My World is Different From Yours

The world is perceived by us, the world itself, is neutral

How many times have you found yourself in a situation where one and the same event is perceived completely differently by different people?

Sports events. A goal for Team A is celebrated by fans of Team A and mourned by fans of Team B. One event. Two opposite reactions. For fans of Team B, this is a terrible event. For fans of Team A, this is a wonderful event.

Is it the same, but different?

We experience the world as we are. We see and feel the world as we perceive events, which can differ from the way someone else perceives events.

There is no meaning attached to a player scoring a goal. It is the individual watching the match who gives it meaning. Some people attach it positively, some people attach it negatively. How can this be so vastly different? Let’s take a quick look at the Meaning Making process.

Meaning-making

NLP refers to this process as ‘Meaning Making’, which occurs when your subconscious attaches a feeling to something neutral.

As children, we are usually taught what is good and what is bad. It is obvious that team A conceding a goal is a bad thing. Your meaning has already been assigned to you at a young age, and the mourning fans of team A are reinforcing your meaning today by saying ‘you’re right’. Holy cow!

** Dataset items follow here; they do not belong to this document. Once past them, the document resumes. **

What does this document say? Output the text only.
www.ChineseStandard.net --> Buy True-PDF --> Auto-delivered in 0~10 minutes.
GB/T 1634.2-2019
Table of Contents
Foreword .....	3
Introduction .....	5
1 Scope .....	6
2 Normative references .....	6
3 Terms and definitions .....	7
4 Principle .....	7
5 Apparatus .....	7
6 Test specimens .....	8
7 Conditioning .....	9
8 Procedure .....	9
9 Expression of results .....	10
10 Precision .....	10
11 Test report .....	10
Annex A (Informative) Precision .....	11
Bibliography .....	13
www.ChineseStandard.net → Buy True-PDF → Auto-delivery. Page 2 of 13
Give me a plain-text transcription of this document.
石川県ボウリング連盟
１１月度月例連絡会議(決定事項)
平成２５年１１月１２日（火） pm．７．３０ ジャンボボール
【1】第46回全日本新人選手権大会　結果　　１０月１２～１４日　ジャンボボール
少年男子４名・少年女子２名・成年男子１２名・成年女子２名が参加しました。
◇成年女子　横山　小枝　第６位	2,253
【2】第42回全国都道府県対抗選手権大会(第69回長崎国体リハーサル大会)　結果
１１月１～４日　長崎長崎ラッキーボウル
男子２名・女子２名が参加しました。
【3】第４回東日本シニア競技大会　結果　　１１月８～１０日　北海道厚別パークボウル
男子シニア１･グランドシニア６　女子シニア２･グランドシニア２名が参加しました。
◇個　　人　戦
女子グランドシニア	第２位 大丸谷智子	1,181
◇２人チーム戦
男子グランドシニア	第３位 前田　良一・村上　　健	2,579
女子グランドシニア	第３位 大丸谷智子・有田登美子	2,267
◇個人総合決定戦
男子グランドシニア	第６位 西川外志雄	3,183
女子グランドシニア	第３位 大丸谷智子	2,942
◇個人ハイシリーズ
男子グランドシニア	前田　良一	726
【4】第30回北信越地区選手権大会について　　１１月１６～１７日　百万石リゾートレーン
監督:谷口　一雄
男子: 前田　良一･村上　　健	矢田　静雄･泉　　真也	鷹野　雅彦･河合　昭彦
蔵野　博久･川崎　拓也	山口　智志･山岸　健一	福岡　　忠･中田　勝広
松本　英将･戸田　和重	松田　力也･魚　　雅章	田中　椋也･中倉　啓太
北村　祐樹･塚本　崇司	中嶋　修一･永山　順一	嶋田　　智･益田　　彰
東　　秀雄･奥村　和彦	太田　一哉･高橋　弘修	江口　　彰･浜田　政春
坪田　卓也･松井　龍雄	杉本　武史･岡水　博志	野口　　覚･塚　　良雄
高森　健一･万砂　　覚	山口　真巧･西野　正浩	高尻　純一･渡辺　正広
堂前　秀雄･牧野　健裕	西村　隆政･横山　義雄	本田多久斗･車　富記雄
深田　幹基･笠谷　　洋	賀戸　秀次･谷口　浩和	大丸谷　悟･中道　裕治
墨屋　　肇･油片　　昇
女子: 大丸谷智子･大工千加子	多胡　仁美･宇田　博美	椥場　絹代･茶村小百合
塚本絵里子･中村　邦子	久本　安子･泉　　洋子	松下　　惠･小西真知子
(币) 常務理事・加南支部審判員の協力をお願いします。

It tells us that our subconscious brain is preoccupied with experiencing events, and is scrolling through all (yes, all) of your memories and past references to find the right meaning and emotion to attach to this particular event. We find it difficult to change because of this.

Becoming aware that your subconscious mind attaches meaning and emotions from the past to current experiences allows you to notice that your reactions might be different from others’.

My airplane experience

When someone in the airplane seat in front of me reclined their seat, I explode.

As someone reclined its seat again one day, I was, to put it mildly, visibly annoyed. How can this person do this? Doesn’t he see I’m a tall person? Why is this person too occupied with himself to realise it’s bothering me?

I realized that I was one of the few people who was visibly irritated by people reclining their seats. When I examined my memory, I found the ‘root cause’ of this meaning. By now, my conscious brain was even supporting my emotion with somewhat rational thoughts. My family was the one who responded that way. I simply copied their behavior. The same event, different meaning.

At 30, I realized that meaning was assigned to me at a young age.

This is something we must fully grasp before we can make any changes. NLP provides us with a map to help us change the meaning we attribute to events.

Your NLP Certified Life Coach can help you

With the help of your NLP coach or NLP certified life coach, you will be able to evoke emotions and triggers and re-associate them with events through an exercise called Anchoring. A more easy thing that you, yourself can do already is to ‘break your emotional state’.

Whenever you feel like certain emotions are getting the best of you. Take a break, a walk or anything that gets you away from your current place and current emotion.